Ebola and great apes
It’s easy to forget just how similar we are to apes and chimps. We share 94% of our DNA with chimps, and these two species are the closest living evolutionary relatives to humans, sharing a common ancestor with humans about four to six million years ago. Considering how similar we are, it should be no surprise that Ebola affects them.
In fact, the disease is much more dangerous for them than it is for us, with mortality rates of 95% for gorillas and 77% for chimpanzees, compared to about 50% in humans. The Ebola outbreaks are infrequent, but when they do strike, the effects are devastating. A study from 1994 found that a single Ebola outbreak wiped 25% of the chimps in a small population. But things got a lot worse in 1995, when 90% of gorillas in a national park in Gabon were killed. The problems continued throughout the 2000s, and in 2002-2003 another outbreak killed 5,000 gorillas in the Democratic Republic of Congo.
When you consider that there are under 100,000 gorillas in the wild, that’s a pretty big deal; and Ebola shows no signs of stopping. When you also consider that great ape populations are threatened by poaching and habitat destruction, the picture becomes much bleaker.
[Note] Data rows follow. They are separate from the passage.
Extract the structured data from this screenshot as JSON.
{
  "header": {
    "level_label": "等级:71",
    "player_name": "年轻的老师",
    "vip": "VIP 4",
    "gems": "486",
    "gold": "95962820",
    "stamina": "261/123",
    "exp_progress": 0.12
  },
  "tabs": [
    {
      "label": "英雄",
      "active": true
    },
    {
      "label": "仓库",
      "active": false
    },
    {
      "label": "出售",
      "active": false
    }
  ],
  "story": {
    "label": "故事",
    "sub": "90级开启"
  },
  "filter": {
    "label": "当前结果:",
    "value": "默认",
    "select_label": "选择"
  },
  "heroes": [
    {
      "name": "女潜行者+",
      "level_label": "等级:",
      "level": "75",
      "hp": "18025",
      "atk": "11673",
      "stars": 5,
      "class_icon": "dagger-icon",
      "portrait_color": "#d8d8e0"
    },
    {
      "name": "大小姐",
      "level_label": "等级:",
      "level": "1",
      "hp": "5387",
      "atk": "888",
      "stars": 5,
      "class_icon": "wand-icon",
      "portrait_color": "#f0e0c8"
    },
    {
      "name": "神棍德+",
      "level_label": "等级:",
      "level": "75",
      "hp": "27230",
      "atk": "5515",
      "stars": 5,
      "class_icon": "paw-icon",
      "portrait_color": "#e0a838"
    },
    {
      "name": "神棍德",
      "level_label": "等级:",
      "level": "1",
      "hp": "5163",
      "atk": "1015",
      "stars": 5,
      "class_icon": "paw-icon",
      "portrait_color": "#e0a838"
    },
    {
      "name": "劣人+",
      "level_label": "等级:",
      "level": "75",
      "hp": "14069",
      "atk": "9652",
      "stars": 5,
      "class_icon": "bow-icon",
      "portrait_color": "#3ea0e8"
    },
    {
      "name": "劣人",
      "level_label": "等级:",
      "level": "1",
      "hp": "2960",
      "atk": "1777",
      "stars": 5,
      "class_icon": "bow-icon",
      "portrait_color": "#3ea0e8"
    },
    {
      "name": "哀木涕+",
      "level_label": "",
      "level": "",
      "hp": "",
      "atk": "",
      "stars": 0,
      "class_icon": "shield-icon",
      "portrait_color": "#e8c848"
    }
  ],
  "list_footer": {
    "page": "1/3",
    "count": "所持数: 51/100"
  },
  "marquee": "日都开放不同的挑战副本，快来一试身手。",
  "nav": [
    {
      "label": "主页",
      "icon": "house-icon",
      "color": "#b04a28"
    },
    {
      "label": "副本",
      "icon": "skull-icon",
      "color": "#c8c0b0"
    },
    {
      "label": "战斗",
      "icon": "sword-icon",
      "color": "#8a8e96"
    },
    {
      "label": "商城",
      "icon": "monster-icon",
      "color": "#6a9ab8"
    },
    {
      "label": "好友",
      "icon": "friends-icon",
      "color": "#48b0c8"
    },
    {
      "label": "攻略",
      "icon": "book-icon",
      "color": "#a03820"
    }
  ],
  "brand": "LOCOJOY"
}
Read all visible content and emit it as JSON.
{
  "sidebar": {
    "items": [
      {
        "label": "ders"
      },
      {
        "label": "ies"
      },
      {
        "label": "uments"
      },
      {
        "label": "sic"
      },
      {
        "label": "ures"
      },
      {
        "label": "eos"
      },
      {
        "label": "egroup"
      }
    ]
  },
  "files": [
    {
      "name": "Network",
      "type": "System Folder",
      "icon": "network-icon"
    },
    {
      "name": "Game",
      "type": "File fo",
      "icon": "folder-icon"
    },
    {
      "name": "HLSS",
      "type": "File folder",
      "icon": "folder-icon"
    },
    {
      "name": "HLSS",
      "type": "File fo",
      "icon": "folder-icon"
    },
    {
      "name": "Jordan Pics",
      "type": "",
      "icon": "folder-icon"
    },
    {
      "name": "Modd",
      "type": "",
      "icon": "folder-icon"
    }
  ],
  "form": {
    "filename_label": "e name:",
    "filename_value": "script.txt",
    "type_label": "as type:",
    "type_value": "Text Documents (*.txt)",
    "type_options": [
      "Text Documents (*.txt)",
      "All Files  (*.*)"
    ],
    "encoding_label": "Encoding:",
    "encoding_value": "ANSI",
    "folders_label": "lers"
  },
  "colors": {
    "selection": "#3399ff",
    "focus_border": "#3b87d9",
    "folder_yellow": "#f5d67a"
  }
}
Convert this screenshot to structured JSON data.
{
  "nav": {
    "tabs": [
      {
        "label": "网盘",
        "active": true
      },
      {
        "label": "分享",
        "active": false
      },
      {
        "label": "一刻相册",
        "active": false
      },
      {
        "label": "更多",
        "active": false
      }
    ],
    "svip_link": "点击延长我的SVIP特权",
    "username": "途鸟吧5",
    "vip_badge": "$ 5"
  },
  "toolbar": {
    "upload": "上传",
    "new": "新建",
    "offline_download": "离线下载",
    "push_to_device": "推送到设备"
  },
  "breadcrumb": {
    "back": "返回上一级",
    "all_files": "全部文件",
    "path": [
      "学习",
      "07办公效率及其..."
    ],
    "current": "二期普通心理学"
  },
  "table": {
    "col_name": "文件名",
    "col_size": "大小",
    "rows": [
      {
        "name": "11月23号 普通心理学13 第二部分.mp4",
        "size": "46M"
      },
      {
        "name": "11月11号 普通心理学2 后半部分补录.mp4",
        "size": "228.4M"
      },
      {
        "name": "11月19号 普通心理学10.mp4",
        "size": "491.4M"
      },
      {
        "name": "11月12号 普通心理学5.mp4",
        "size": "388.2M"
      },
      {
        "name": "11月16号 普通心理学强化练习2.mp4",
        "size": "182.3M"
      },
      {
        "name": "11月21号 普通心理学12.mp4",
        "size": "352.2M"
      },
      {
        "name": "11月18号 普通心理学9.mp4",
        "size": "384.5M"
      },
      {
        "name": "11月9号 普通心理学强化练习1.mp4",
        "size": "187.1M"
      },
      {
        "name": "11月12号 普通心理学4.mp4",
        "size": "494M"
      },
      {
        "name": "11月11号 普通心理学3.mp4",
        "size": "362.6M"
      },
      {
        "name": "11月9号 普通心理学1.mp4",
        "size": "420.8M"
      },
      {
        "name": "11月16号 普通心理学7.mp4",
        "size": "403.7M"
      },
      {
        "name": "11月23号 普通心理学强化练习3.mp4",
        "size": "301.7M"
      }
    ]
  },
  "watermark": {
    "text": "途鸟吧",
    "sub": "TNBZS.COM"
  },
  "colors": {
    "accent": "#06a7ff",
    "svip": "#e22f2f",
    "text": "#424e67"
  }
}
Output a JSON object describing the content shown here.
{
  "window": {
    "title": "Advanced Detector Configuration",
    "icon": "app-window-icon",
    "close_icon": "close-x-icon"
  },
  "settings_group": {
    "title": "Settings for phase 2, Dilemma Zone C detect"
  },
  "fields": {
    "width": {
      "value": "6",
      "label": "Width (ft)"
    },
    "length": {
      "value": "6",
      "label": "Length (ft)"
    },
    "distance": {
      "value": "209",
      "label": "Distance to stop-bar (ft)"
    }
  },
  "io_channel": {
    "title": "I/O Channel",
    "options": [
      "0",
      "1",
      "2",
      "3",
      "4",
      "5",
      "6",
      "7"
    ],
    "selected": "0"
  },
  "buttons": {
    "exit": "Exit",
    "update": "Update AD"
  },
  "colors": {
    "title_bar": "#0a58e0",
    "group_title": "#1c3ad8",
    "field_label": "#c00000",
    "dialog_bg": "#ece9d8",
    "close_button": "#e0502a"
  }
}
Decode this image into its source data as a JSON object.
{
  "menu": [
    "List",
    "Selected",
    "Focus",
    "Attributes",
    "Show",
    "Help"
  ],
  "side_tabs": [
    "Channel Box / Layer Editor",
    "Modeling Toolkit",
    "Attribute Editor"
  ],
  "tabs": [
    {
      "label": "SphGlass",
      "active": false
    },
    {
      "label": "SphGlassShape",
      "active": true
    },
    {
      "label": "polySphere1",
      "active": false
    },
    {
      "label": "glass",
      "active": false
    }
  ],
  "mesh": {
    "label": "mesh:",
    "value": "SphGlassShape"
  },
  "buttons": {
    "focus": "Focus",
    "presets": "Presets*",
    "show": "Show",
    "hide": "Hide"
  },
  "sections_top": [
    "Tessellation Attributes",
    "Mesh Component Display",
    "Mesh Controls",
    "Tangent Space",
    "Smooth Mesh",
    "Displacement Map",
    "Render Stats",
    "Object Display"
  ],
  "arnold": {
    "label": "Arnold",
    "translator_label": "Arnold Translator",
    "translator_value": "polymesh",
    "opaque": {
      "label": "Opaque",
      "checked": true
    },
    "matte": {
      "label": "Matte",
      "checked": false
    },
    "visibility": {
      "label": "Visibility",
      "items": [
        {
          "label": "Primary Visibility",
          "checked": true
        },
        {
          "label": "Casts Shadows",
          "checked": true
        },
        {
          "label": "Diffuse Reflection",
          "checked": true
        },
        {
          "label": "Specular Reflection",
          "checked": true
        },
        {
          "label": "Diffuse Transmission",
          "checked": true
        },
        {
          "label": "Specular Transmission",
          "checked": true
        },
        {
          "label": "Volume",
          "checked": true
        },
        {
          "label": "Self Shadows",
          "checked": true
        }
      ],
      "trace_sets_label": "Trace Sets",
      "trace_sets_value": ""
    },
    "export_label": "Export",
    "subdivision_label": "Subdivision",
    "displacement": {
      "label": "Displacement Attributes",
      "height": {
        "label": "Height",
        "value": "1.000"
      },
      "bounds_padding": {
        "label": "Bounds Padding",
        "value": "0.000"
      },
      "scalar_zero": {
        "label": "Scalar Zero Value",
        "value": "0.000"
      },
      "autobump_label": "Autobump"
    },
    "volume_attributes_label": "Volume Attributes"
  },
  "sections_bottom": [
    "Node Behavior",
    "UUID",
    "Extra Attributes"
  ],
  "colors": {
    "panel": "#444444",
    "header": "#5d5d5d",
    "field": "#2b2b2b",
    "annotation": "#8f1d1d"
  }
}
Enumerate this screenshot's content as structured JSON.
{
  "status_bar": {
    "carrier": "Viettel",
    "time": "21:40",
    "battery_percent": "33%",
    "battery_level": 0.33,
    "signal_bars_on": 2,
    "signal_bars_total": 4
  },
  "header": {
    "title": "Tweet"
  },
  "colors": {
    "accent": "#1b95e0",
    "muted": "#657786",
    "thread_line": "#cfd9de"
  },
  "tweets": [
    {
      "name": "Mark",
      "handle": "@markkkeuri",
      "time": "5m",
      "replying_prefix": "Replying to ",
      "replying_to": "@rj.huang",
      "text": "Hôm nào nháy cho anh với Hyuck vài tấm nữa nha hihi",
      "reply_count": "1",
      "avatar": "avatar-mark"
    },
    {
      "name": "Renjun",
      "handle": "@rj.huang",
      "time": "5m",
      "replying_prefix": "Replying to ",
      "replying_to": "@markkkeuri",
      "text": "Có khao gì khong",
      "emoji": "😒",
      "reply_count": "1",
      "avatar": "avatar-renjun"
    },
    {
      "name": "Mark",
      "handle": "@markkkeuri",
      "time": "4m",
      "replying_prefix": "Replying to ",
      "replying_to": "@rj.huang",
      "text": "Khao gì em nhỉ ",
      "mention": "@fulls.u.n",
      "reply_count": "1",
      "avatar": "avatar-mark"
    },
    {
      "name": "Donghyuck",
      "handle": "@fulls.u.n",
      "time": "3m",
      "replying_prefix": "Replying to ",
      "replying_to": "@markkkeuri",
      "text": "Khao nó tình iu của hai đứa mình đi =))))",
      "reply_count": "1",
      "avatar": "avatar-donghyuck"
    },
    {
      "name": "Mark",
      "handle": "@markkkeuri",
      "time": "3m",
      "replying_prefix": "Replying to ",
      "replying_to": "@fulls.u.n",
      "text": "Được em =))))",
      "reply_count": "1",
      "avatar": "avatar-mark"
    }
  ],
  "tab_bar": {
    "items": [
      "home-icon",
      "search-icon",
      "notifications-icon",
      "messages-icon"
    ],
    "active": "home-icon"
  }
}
The lack of habitat means that more individuals will come into contact with each other and are therefore much more likely of transmitting the disease.
Back in 2003 an article on the decline of great apes, written by a team led by primatologist Peter Walsh, predicted that:
Without aggressive investments in law enforcement, protected area management and Ebola prevention, the next decade will see our closest relatives pushed to the brink of extinction.
So far, he seemed to have been right.
An Ebola vaccine exists for great apes but…
Here’s where things get even more complicated. A vaccine for Ebola already exists for chimps and gorillas… but we can’t implement it, because testing on chimps is illegal. Across the European Union, where the vaccine was developed, it’s illegal to test drugs on chimps, even if the end result would greatly help them… so one can only wonder whether an exception should be made in this case. Talk about irony.
The US is the only developed country where testing on chimps is still allowed, which is ironic in its own way, but that’s a different story. But even the US is starting to shut down its chimp labs,
In the long term, conservation efforts aimed at restoring forest habitat could also help curb the spread of the virus, but a vaccine could work wonders here. Hopefully, a satisfying solution will be found, helping and protecting great ape populations from the threat of Ebola.